Looking over the first 50 pages, I realized she was right.  My journalism background had taken over my book.  After the first few pages, my novel read like a newspaper report.  Laura did this and that, but with no feelings, no intimate descriptions of the day, the moment, the sound of someone’s voice, the rain, the wind.    

I’ve interviewed many homeless people.  I’ve heard stories of what it’s like to be out there, alone and afraid, with no resources.  I’ve listened to tales of hunger and want, of going for several days without food.  Of dumpster diving behind fast food stores to find remnants of other people meals. 

But I had never been homeless myself. 

Until two weeks ago when my husband and I left our quiet peaceful home in Ocean Isle Beach NC to flee Hurricane Florence.  We headed for Gatlinburg TN, a favorite vacation spot for us, high and away from the winds and floods. The drive took longer than expected because everyone was evacuating the Carolina Coast. We were in the middle of nowhere late that night with hours of driving remaining.  We finally found a third-class motel in a not-so-nice area that had a vacancy. It was late and dark and scary.   

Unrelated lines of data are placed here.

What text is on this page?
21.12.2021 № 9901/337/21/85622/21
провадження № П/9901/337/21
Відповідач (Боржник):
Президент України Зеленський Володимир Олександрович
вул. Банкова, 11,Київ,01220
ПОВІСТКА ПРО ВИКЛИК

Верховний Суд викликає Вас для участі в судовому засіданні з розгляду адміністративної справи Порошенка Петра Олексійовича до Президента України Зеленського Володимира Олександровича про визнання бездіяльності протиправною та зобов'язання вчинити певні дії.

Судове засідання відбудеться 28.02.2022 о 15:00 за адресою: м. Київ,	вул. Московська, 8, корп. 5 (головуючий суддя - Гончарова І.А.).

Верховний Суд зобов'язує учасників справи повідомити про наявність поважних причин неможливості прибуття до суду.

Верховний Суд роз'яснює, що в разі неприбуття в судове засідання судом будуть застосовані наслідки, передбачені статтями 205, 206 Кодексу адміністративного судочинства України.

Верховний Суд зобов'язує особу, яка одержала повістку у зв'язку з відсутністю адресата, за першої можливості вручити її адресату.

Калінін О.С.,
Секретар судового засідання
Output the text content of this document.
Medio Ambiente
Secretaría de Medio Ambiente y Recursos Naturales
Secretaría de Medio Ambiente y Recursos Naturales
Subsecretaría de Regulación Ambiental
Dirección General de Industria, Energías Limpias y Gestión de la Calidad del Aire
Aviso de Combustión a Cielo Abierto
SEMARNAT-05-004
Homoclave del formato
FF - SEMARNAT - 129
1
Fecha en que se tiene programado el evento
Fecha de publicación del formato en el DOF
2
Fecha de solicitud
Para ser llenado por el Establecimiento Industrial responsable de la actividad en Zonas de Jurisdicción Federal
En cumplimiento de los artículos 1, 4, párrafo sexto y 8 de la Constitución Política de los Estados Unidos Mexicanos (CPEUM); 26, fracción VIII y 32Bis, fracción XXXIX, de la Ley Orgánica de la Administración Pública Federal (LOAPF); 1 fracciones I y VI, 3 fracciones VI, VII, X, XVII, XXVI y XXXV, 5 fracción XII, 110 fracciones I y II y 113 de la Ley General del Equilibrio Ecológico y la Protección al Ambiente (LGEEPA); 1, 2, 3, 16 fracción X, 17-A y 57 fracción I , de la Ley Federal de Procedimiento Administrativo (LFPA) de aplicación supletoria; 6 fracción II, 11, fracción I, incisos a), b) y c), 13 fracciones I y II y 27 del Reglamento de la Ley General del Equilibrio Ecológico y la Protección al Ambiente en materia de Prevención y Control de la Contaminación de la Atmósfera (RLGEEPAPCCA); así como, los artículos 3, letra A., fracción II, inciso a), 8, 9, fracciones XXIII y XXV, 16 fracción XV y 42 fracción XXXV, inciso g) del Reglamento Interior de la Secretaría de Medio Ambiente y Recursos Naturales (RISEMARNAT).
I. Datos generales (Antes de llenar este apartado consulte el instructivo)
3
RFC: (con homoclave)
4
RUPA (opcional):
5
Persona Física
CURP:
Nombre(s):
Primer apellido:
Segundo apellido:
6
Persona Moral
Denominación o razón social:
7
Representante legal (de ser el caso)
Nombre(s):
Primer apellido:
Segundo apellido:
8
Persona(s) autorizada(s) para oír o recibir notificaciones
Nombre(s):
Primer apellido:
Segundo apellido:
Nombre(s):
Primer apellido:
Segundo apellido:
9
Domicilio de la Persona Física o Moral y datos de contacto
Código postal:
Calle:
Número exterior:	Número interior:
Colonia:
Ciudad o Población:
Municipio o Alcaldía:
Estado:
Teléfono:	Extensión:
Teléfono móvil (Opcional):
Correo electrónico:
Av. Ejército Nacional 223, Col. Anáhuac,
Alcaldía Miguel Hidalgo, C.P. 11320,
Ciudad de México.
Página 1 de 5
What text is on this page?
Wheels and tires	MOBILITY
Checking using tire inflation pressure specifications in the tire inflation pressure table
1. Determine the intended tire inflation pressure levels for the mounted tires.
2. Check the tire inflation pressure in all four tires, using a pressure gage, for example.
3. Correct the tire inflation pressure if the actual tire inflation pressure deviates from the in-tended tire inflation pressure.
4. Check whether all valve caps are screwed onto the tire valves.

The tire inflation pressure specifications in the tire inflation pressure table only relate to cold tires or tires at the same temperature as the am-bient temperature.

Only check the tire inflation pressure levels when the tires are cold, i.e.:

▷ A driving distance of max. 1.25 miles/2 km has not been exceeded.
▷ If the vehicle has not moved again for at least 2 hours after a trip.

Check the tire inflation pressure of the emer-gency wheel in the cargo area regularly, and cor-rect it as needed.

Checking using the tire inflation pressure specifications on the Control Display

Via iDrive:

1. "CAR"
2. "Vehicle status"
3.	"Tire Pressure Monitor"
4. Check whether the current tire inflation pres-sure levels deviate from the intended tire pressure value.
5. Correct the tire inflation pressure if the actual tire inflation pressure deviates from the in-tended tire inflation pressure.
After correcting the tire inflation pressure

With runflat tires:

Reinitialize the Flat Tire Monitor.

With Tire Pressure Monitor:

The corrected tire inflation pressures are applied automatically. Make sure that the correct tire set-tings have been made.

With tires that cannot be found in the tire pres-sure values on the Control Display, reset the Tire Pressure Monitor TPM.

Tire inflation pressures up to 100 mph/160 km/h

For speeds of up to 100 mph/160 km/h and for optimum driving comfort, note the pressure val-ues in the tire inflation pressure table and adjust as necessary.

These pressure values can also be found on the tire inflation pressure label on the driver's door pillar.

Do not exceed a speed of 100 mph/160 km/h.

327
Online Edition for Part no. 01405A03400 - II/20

The next morning, we finished the drive and stayed for two weeks.  The whole time I was there, I felt disoriented.  All our belongings were in harms way back on the Carolina Coast.  All I had with me was my cell phone.  We were safe on a mountaintop, but I experienced something totally new:  uncertainty, not knowing what’s coming next.  I had 16 days to think about it.

Now I am hard at work, revising “Losing It” from a whole new perspective.  My house is fine and we’re back in it but I have a new understanding and empathy for the homeless.